Applying the possible distribution of a test function we would get
$$\langle P\left(\dfrac{1}{x^n}\right), \phi \rangle = \int_{|x|>\epsilon} \phi^{(n)}(x)\ln|x|\ \text{d}x$$
I started with the logarithm for it's locally integrable and then it defines a distribution via $\phi$ in that way. Assuming that everything is done with diligence, the integration by parts transfers the derivatives on the logarithm, given little by little the $1/x^n$ factor.
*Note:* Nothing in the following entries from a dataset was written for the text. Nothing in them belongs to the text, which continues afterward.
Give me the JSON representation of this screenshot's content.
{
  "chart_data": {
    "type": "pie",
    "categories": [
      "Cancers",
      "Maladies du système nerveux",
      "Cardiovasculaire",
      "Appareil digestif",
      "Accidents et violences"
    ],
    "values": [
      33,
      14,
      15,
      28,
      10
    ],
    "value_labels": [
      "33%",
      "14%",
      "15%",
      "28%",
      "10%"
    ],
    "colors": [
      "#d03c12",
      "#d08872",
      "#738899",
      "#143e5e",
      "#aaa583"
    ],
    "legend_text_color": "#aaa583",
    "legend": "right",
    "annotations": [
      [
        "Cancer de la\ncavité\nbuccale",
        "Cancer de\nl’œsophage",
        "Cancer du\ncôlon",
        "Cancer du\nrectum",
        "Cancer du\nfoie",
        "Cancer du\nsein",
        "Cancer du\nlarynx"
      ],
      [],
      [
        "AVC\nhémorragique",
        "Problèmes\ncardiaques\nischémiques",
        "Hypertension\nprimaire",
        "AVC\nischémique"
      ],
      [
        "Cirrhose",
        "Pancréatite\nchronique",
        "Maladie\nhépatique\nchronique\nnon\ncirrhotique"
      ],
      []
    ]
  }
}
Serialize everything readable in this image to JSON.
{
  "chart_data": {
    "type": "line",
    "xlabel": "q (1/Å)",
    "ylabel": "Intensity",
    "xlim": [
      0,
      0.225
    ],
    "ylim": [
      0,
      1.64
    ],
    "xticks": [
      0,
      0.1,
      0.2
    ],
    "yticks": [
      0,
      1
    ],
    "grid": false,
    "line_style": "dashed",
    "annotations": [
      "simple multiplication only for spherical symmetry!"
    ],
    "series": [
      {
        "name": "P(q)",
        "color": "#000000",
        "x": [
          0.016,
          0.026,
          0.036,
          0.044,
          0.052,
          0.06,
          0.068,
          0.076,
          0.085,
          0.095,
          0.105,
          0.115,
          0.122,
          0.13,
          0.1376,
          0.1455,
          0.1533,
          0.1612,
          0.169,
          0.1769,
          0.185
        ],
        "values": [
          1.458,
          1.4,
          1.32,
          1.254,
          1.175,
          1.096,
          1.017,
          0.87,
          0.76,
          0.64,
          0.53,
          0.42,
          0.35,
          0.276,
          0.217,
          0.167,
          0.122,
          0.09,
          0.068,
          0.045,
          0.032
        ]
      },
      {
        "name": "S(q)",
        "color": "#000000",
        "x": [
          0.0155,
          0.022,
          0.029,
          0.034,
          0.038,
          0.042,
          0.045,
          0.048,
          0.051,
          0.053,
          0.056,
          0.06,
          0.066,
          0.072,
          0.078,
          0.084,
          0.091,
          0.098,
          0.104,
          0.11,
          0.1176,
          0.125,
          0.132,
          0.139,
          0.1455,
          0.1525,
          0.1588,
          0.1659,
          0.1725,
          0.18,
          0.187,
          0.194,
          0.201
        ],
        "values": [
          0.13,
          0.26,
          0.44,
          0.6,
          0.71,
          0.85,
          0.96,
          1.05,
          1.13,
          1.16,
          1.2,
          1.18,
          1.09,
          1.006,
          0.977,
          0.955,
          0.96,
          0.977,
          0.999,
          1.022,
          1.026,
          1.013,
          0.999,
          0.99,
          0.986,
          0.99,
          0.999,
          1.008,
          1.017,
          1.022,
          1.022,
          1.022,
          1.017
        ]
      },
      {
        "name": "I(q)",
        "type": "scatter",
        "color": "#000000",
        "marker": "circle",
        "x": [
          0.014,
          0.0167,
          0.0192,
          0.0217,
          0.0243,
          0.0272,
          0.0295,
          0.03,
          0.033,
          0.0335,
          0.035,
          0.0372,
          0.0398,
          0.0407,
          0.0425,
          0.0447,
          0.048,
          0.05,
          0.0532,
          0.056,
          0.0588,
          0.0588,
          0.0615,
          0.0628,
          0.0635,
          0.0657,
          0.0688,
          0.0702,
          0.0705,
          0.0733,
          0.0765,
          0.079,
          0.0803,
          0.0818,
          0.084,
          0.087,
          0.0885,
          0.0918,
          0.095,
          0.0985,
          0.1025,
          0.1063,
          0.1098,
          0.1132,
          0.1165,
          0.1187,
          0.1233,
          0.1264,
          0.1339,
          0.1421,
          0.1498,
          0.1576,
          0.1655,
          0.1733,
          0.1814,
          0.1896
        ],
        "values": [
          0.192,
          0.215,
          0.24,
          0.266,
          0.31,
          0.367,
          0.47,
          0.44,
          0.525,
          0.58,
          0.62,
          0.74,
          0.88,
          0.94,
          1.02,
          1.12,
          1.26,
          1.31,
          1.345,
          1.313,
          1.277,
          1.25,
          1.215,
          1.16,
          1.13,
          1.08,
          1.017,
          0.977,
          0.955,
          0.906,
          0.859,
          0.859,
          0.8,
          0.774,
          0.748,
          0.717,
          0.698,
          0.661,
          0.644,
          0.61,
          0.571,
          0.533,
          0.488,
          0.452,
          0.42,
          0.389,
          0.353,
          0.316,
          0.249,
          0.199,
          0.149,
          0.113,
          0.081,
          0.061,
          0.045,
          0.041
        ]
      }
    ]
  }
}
First assumption, which could be wrong, but it's useful for the calculations: I assume that $\phi$ is odd and the $n-$th derivative of $\phi$ is even, hence I take
$$\int_{\epsilon}^{+\infty} \phi^{(n)}(x)\ln(x)\ \text{d}x$$
Oh by the way: $\epsilon > 0$.
Now we can integrate by parts $n$ times. The $n$-th derivative of the logarithm is a well known amusing exercise. What I get is
$$2\phi^{(n-1)}(\epsilon)\ln(\epsilon) + 2\sum_{k = 2}^n (-1)^{k-1}(k-1)! \frac{\phi^{(n-k)}}{\epsilon^k}$$
Now my problem is: how to show that this still defines a distribution? And what kind of distribution is? Is there a way to show that all the terms but one (the last one $k = n$) "are" or "go to" zero?
I don't know how to proceed so I ask for help of who here really know where to put the hands. Anyway, the behaviour of that distribution, due to the $\epsilon^{-k}$ factor, reminds me of meromorphic functions. Maybe it has nothing to do with this... Just a flash.
Thank you!